On May 10, 2017, at Ballydavis, Portlaoise, he was detected with 227mg of alcohol per 100ml of blood. For this, he was sentenced to three months in jail and disqualified from driving for three years. He was also disqualified for two years for having no insurance.

At the same district court in January, he was given an additional sentence of three months in jail and disqualified for six years, for drink driving on November 6 last year.

On this occasion, he was detected driving with 78mg of alcohol per 100ml of breath.

The appellant had two previous convictions.

At the recent appeal in the circuit court, Judge Keenan Johnson said the blood reading was verging on alcohol poisoning.

Taking the witness box, the appellant apologised to the court.

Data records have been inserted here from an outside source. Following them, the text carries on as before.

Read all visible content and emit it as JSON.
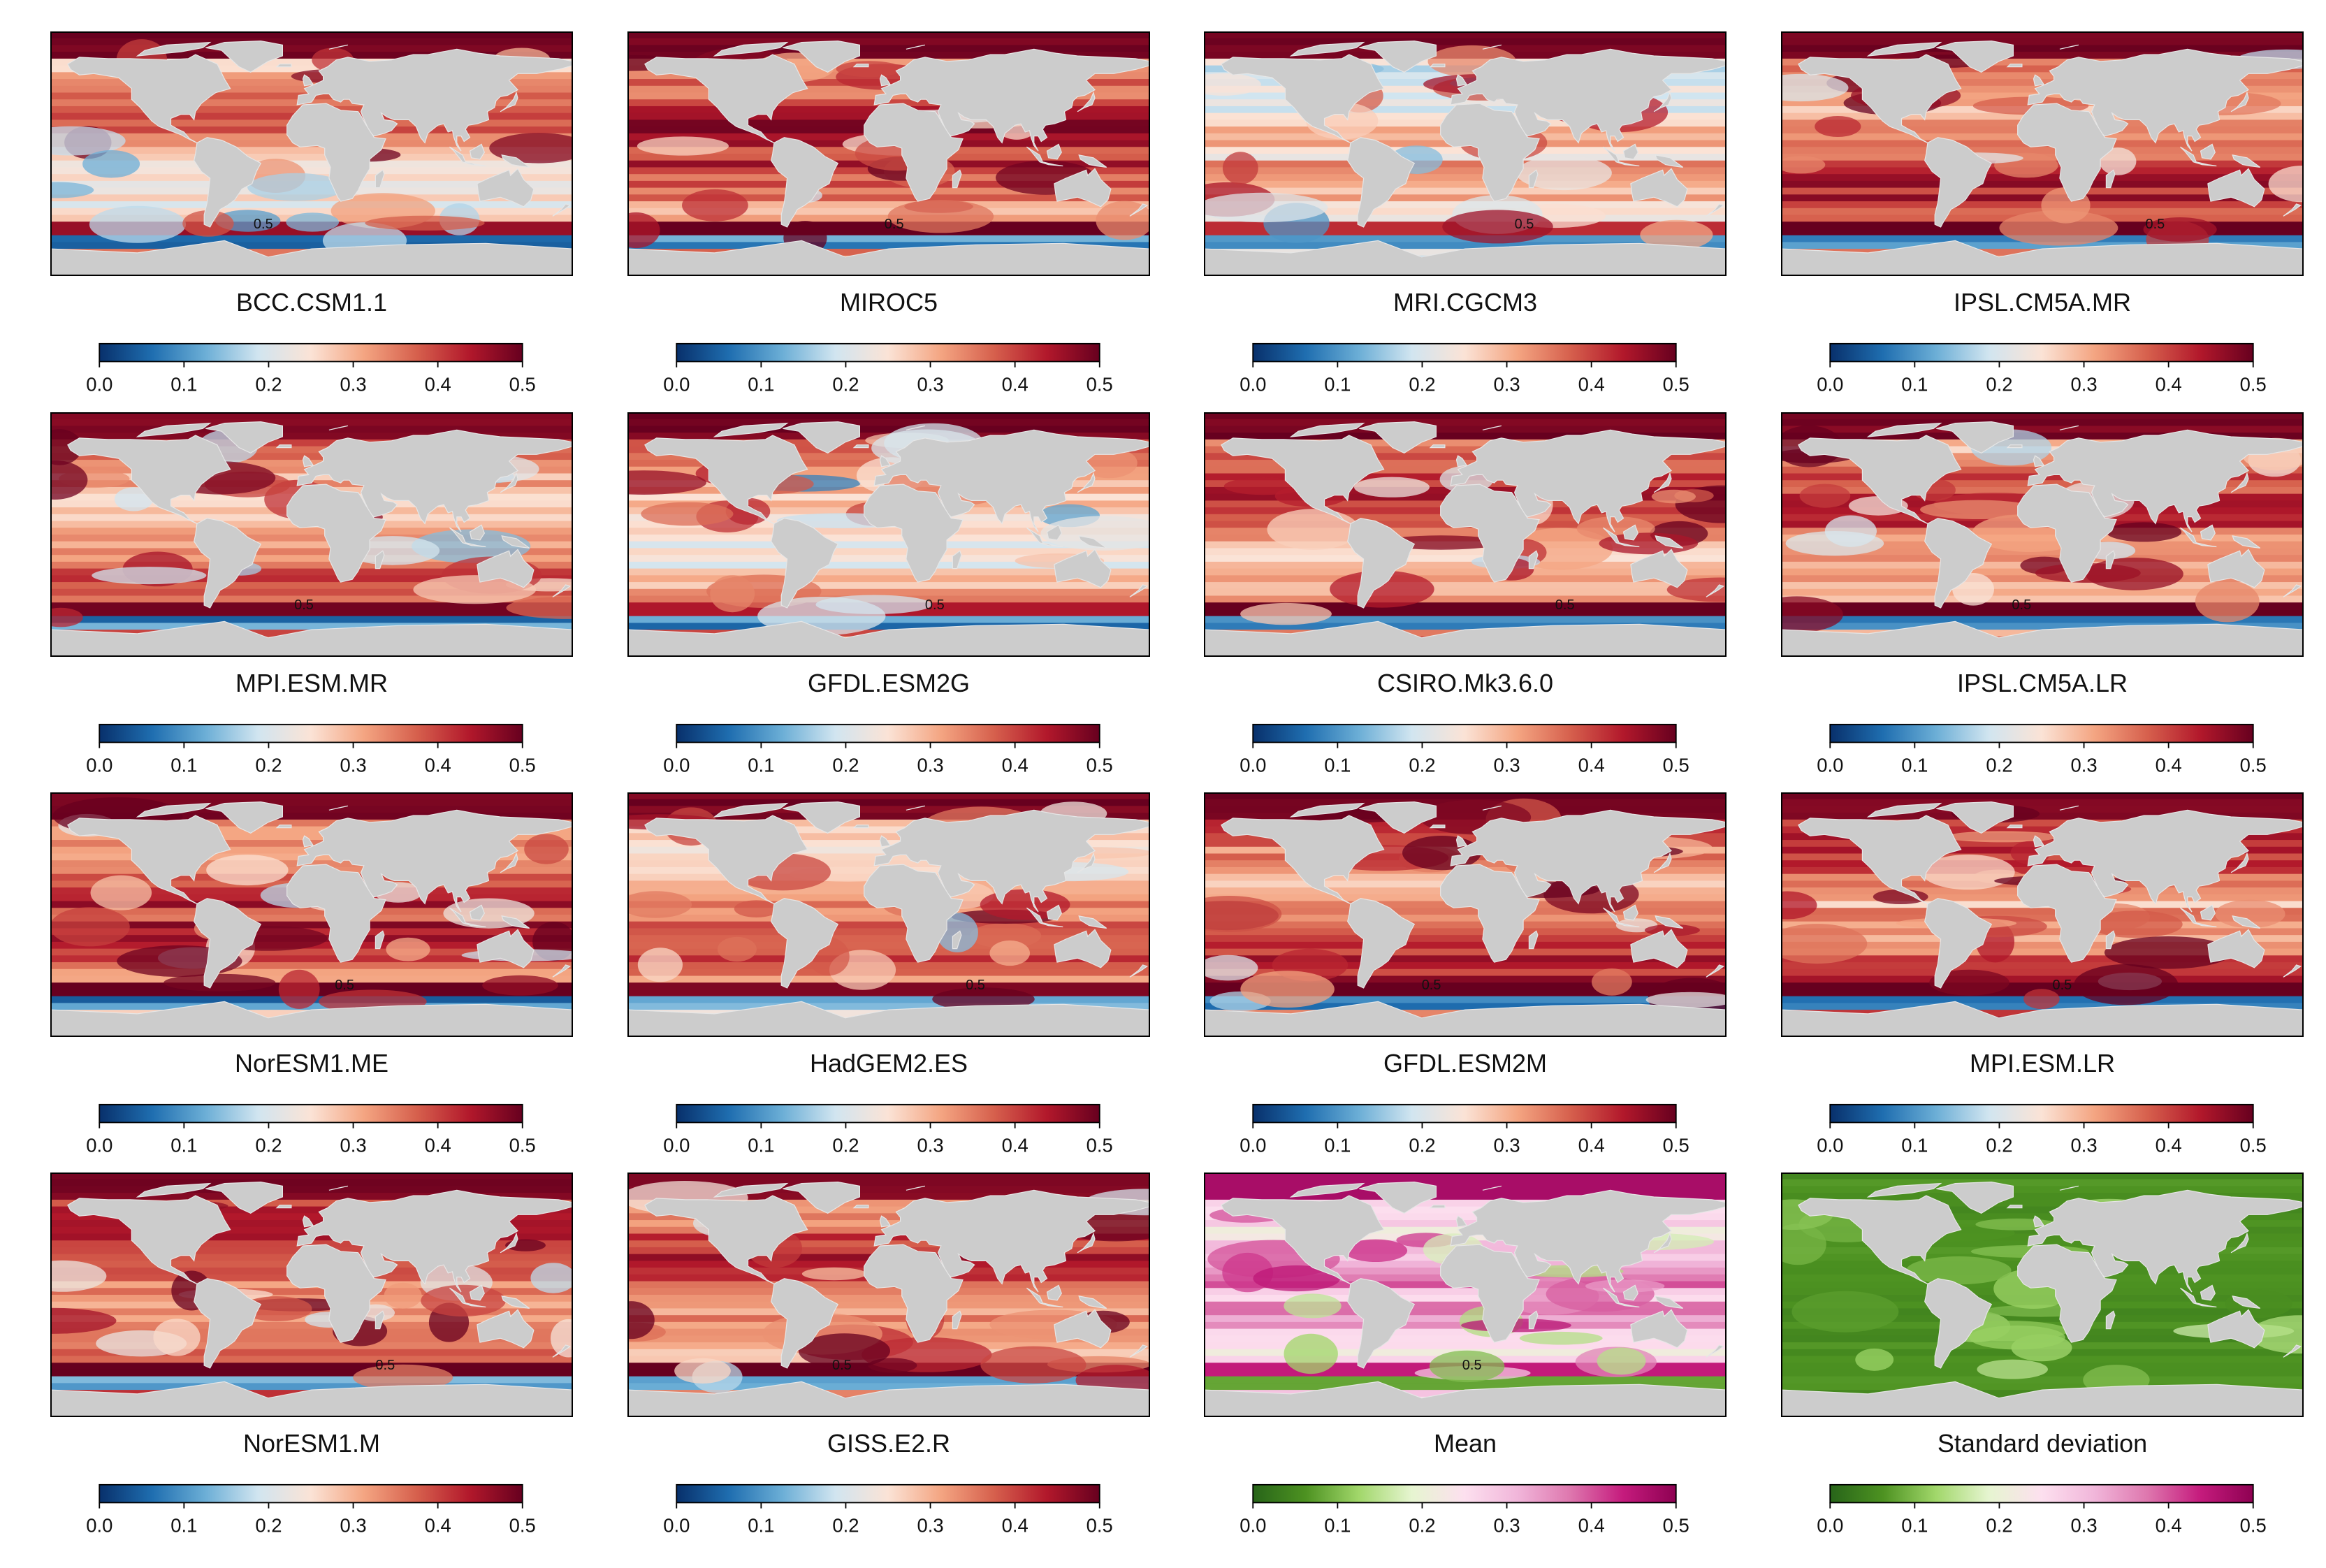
{
  "chart_data": {
    "type": "heatmap",
    "description_units": "fraction",
    "colorbar": {
      "ticks": [
        "0.0",
        "0.1",
        "0.2",
        "0.3",
        "0.4",
        "0.5"
      ],
      "range": [
        0.0,
        0.5
      ]
    },
    "contour_level": "0.5",
    "scales": {
      "RdBu": [
        "#08306b",
        "#1f6eb0",
        "#6baed6",
        "#d1e5f0",
        "#fbe3d6",
        "#f4a582",
        "#d6604d",
        "#b2182b",
        "#67001f"
      ],
      "PiYG": [
        "#276419",
        "#4d9221",
        "#a1d76a",
        "#e6f5d0",
        "#fde0ef",
        "#f1b6da",
        "#de77ae",
        "#c51b7d",
        "#8e0152"
      ]
    },
    "land_color": "#cccccc",
    "panels": [
      {
        "name": "BCC.CSM1.1",
        "scale": "RdBu",
        "mean_level": 0.3
      },
      {
        "name": "MIROC5",
        "scale": "RdBu",
        "mean_level": 0.38
      },
      {
        "name": "MRI.CGCM3",
        "scale": "RdBu",
        "mean_level": 0.26
      },
      {
        "name": "IPSL.CM5A.MR",
        "scale": "RdBu",
        "mean_level": 0.36
      },
      {
        "name": "MPI.ESM.MR",
        "scale": "RdBu",
        "mean_level": 0.33
      },
      {
        "name": "GFDL.ESM2G",
        "scale": "RdBu",
        "mean_level": 0.28
      },
      {
        "name": "CSIRO.Mk3.6.0",
        "scale": "RdBu",
        "mean_level": 0.35
      },
      {
        "name": "IPSL.CM5A.LR",
        "scale": "RdBu",
        "mean_level": 0.35
      },
      {
        "name": "NorESM1.ME",
        "scale": "RdBu",
        "mean_level": 0.37
      },
      {
        "name": "HadGEM2.ES",
        "scale": "RdBu",
        "mean_level": 0.32
      },
      {
        "name": "GFDL.ESM2M",
        "scale": "RdBu",
        "mean_level": 0.36
      },
      {
        "name": "MPI.ESM.LR",
        "scale": "RdBu",
        "mean_level": 0.37
      },
      {
        "name": "NorESM1.M",
        "scale": "RdBu",
        "mean_level": 0.37
      },
      {
        "name": "GISS.E2.R",
        "scale": "RdBu",
        "mean_level": 0.35
      },
      {
        "name": "Mean",
        "scale": "PiYG",
        "mean_level": 0.3
      },
      {
        "name": "Standard deviation",
        "scale": "PiYG",
        "mean_level": 0.05
      }
    ]
  }
}
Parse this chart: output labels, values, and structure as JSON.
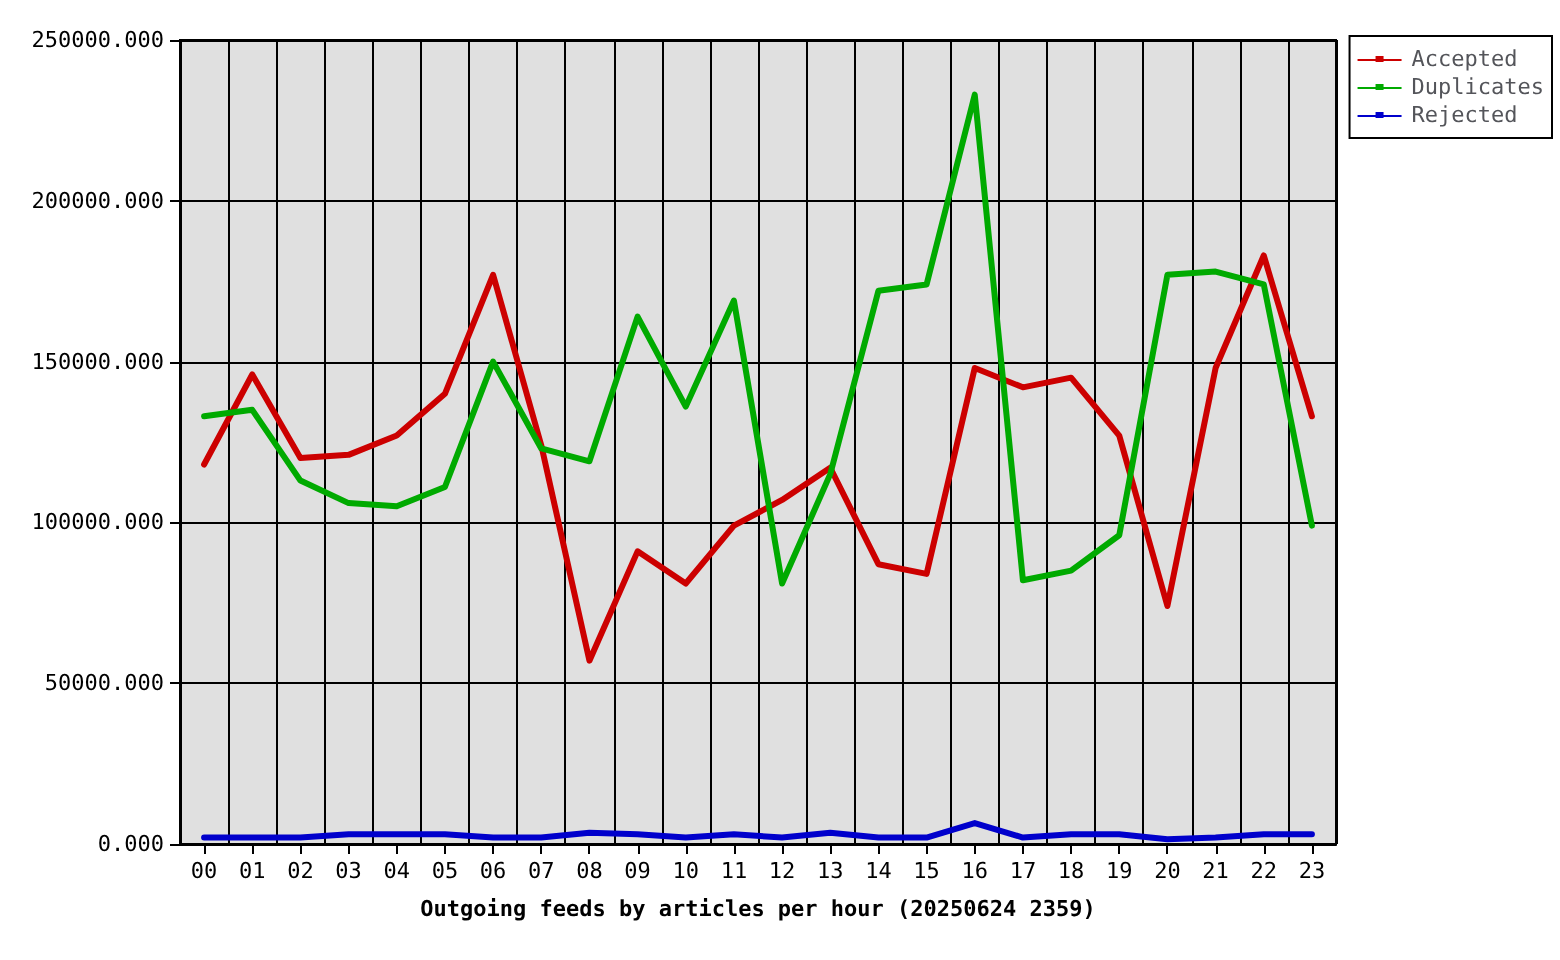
{
  "chart_data": {
    "type": "line",
    "xlabel": "Outgoing feeds by articles per hour (20250624 2359)",
    "categories": [
      "00",
      "01",
      "02",
      "03",
      "04",
      "05",
      "06",
      "07",
      "08",
      "09",
      "10",
      "11",
      "12",
      "13",
      "14",
      "15",
      "16",
      "17",
      "18",
      "19",
      "20",
      "21",
      "22",
      "23"
    ],
    "series": [
      {
        "name": "Accepted",
        "color": "#cc0000",
        "values": [
          118000,
          146000,
          120000,
          121000,
          127000,
          140000,
          177000,
          124000,
          57000,
          91000,
          81000,
          99000,
          107000,
          117000,
          87000,
          84000,
          148000,
          142000,
          145000,
          127000,
          74000,
          148000,
          183000,
          133000
        ]
      },
      {
        "name": "Duplicates",
        "color": "#00aa00",
        "values": [
          133000,
          135000,
          113000,
          106000,
          105000,
          111000,
          150000,
          123000,
          119000,
          164000,
          136000,
          169000,
          81000,
          115000,
          172000,
          174000,
          233000,
          82000,
          85000,
          96000,
          177000,
          178000,
          174000,
          99000
        ]
      },
      {
        "name": "Rejected",
        "color": "#0000cc",
        "values": [
          2000,
          2000,
          2000,
          3000,
          3000,
          3000,
          2000,
          2000,
          3500,
          3000,
          2000,
          3000,
          2000,
          3500,
          2000,
          2000,
          6500,
          2000,
          3000,
          3000,
          1500,
          2000,
          3000,
          3000
        ]
      }
    ],
    "ylim": [
      0,
      250000
    ],
    "yticks": [
      {
        "value": 0,
        "label": "0.000"
      },
      {
        "value": 50000,
        "label": "50000.000"
      },
      {
        "value": 100000,
        "label": "100000.000"
      },
      {
        "value": 150000,
        "label": "150000.000"
      },
      {
        "value": 200000,
        "label": "200000.000"
      },
      {
        "value": 250000,
        "label": "250000.000"
      }
    ],
    "grid": true,
    "legend": "top right",
    "marker": "none",
    "line_style": "solid"
  }
}
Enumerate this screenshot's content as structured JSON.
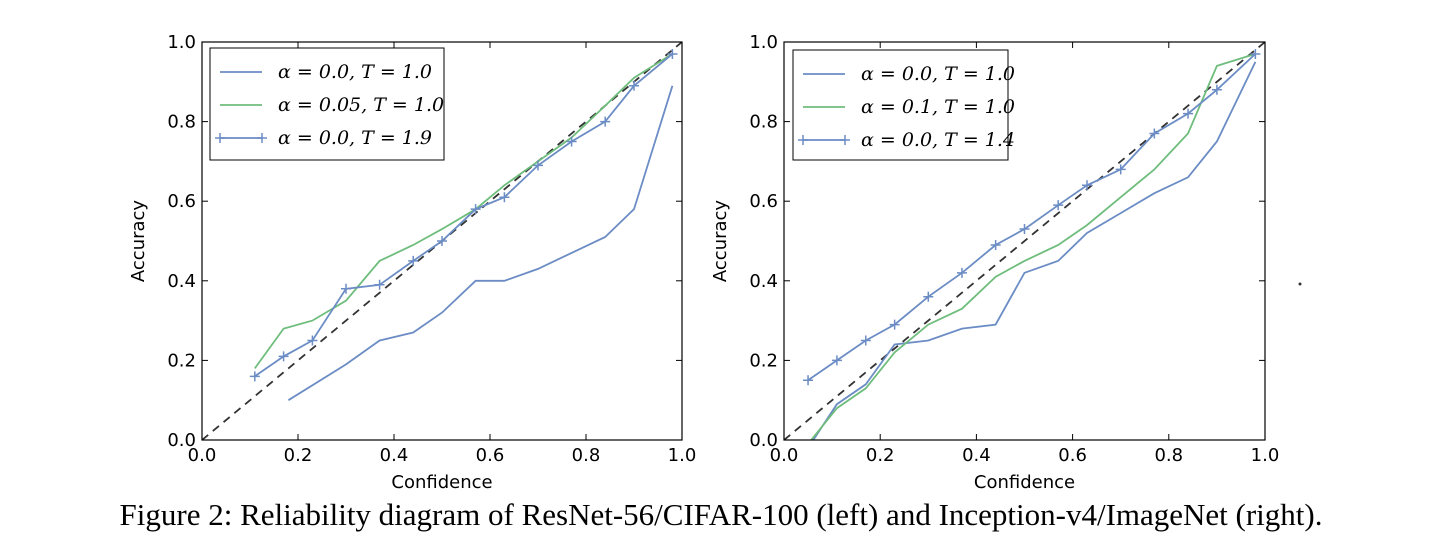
{
  "figure": {
    "caption": "Figure 2: Reliability diagram of ResNet-56/CIFAR-100 (left) and Inception-v4/ImageNet (right)."
  },
  "chart_data": [
    {
      "type": "line",
      "xlabel": "Confidence",
      "ylabel": "Accuracy",
      "xlim": [
        0.0,
        1.0
      ],
      "ylim": [
        0.0,
        1.0
      ],
      "xticks": [
        "0.0",
        "0.2",
        "0.4",
        "0.6",
        "0.8",
        "1.0"
      ],
      "yticks": [
        "0.0",
        "0.2",
        "0.4",
        "0.6",
        "0.8",
        "1.0"
      ],
      "grid": false,
      "legend_position": "top-left",
      "reference_line": {
        "x": [
          0.0,
          1.0
        ],
        "y": [
          0.0,
          1.0
        ],
        "color": "#333333",
        "style": "dashed"
      },
      "series": [
        {
          "name": "α = 0.0, T = 1.0",
          "color": "#6b8cc4",
          "marker": "none",
          "x": [
            0.18,
            0.3,
            0.37,
            0.44,
            0.5,
            0.57,
            0.63,
            0.7,
            0.77,
            0.84,
            0.9,
            0.98
          ],
          "y": [
            0.1,
            0.19,
            0.25,
            0.27,
            0.32,
            0.4,
            0.4,
            0.43,
            0.47,
            0.51,
            0.58,
            0.89
          ]
        },
        {
          "name": "α = 0.05, T = 1.0",
          "color": "#6fbd7c",
          "marker": "none",
          "x": [
            0.11,
            0.17,
            0.23,
            0.3,
            0.37,
            0.44,
            0.5,
            0.57,
            0.63,
            0.7,
            0.77,
            0.84,
            0.9,
            0.98
          ],
          "y": [
            0.18,
            0.28,
            0.3,
            0.35,
            0.45,
            0.49,
            0.53,
            0.58,
            0.64,
            0.7,
            0.76,
            0.84,
            0.91,
            0.97
          ]
        },
        {
          "name": "α = 0.0, T = 1.9",
          "color": "#6b8cc4",
          "marker": "+",
          "x": [
            0.11,
            0.17,
            0.23,
            0.3,
            0.37,
            0.44,
            0.5,
            0.57,
            0.63,
            0.7,
            0.77,
            0.84,
            0.9,
            0.98
          ],
          "y": [
            0.16,
            0.21,
            0.25,
            0.38,
            0.39,
            0.45,
            0.5,
            0.58,
            0.61,
            0.69,
            0.75,
            0.8,
            0.89,
            0.97
          ]
        }
      ]
    },
    {
      "type": "line",
      "xlabel": "Confidence",
      "ylabel": "Accuracy",
      "xlim": [
        0.0,
        1.0
      ],
      "ylim": [
        0.0,
        1.0
      ],
      "xticks": [
        "0.0",
        "0.2",
        "0.4",
        "0.6",
        "0.8",
        "1.0"
      ],
      "yticks": [
        "0.0",
        "0.2",
        "0.4",
        "0.6",
        "0.8",
        "1.0"
      ],
      "grid": false,
      "legend_position": "top-left",
      "reference_line": {
        "x": [
          0.0,
          1.0
        ],
        "y": [
          0.0,
          1.0
        ],
        "color": "#333333",
        "style": "dashed"
      },
      "series": [
        {
          "name": "α = 0.0, T = 1.0",
          "color": "#6b8cc4",
          "marker": "none",
          "x": [
            0.05,
            0.11,
            0.17,
            0.23,
            0.3,
            0.37,
            0.44,
            0.5,
            0.57,
            0.63,
            0.7,
            0.77,
            0.84,
            0.9,
            0.98
          ],
          "y": [
            -0.02,
            0.09,
            0.14,
            0.24,
            0.25,
            0.28,
            0.29,
            0.42,
            0.45,
            0.52,
            0.57,
            0.62,
            0.66,
            0.75,
            0.95
          ]
        },
        {
          "name": "α = 0.1, T = 1.0",
          "color": "#6fbd7c",
          "marker": "none",
          "x": [
            0.05,
            0.11,
            0.17,
            0.23,
            0.3,
            0.37,
            0.44,
            0.5,
            0.57,
            0.63,
            0.7,
            0.77,
            0.84,
            0.9,
            0.98
          ],
          "y": [
            -0.01,
            0.08,
            0.13,
            0.22,
            0.29,
            0.33,
            0.41,
            0.45,
            0.49,
            0.54,
            0.61,
            0.68,
            0.77,
            0.94,
            0.97
          ]
        },
        {
          "name": "α = 0.0, T = 1.4",
          "color": "#6b8cc4",
          "marker": "+",
          "x": [
            0.05,
            0.11,
            0.17,
            0.23,
            0.3,
            0.37,
            0.44,
            0.5,
            0.57,
            0.63,
            0.7,
            0.77,
            0.84,
            0.9,
            0.98
          ],
          "y": [
            0.15,
            0.2,
            0.25,
            0.29,
            0.36,
            0.42,
            0.49,
            0.53,
            0.59,
            0.64,
            0.68,
            0.77,
            0.82,
            0.88,
            0.97
          ]
        }
      ]
    }
  ]
}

“My actions were inexcusable, I was just in a bad place at the time,” he said.

Remarked Judge Johnson: “By the grace of God you didn’t kill anyone. A car becomes a lethal weapon.”

The appellant replied that he had gone six months without taking a drink and would never drink alcohol again. He also said he would no longer be driving.

The court heard that he began drinking to excess after his father passed away and legal issues placed a financial strain on him.

He claimed to have had to pay out €30,000 in 11 months after his sisters contested their father’s will.

He said he sold all his livestock, some 34 cattle, and handed all the money straight over to the solicitors and barristers.

Judge Johnson said these were serious matters, with one reading bordering on alcohol poisoning and the other three times over the limit, and repeated that it was just by the grace of God that nobody ha d been killed.

Saying that a prison sentence was warranted, Judge Johnson increased the district court sentence of three months on each charge of drink driving to five months, to run consecutive, giving a total of ten months.

The first five month sentence was suspended for seven years, on condition the appellant enter into a peace bond and donate €500 to a charity.

The second sentence was adjourned to June 27 next, to assess the appellant’s suitability for community service. The judge recommended 200 hours’ community service.

The judge also imposed a 20-year driving disqualification, ruling that the appellant was not fit to drive a car.